BIOCHEMICAL-MECHANISMS OF RESISTANCE TO A NEW ANTITUMOR DRUG AMINE(CYCLOPENTYLAMINE)-S-(-)-MALATOPLATINUM (II) (CYCLOPLATAM)

The in vivo effect of cycloplatam on DNA synthesis was studied in P388/o (parent strain) and P388/c (cycloplatam-resistant strain) leukemia cells and in some organs of tumor-bearing mice (e.g., spleen, kidney, small intestine epithelium, and bone marrow). Cycloplatam induced a profound-and stable inhibition of DNA synthesis in leukemia cells and kidney. DNA synthesis in normal dividing cells (small intestine epithelium, bone marrow, spleen) recovered more rapidly than in leukemia cells and kidney after cycloplatam treatment. The glutathione level was increased tenfold in P388/c versus P388/o leukemia cells.
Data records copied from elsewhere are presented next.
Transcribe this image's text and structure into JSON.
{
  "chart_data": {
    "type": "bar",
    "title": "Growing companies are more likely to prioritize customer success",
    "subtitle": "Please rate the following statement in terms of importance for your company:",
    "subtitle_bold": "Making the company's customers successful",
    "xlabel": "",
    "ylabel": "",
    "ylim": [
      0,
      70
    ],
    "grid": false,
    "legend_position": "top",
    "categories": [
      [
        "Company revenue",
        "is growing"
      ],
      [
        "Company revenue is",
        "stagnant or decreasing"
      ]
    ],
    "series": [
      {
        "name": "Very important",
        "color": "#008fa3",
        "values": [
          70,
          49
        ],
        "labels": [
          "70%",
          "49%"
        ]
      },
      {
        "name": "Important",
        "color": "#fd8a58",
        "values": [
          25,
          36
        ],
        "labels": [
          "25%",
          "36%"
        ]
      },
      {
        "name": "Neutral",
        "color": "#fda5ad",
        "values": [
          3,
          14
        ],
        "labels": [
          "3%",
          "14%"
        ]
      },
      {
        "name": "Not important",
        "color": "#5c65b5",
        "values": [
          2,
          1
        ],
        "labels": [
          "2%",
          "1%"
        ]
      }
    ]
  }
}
Glutathione peroxidase and glutathione reductase activities were increased twofold in resistant versus parent strain, while the activity of glutathione-S-transferase showed a 1.5-fold increase. Cycloplatam administration to tumor-bearing mice markedly increased the glutathione level in tumor cells of both strains. Changes in glutathione-dependent enzymes following cycloplatam therapy were less expressed. The data suggest that glutathione and glutathione-dependent enzymes may play an important role in resistance of P388 leukemia cells to cycloplatam.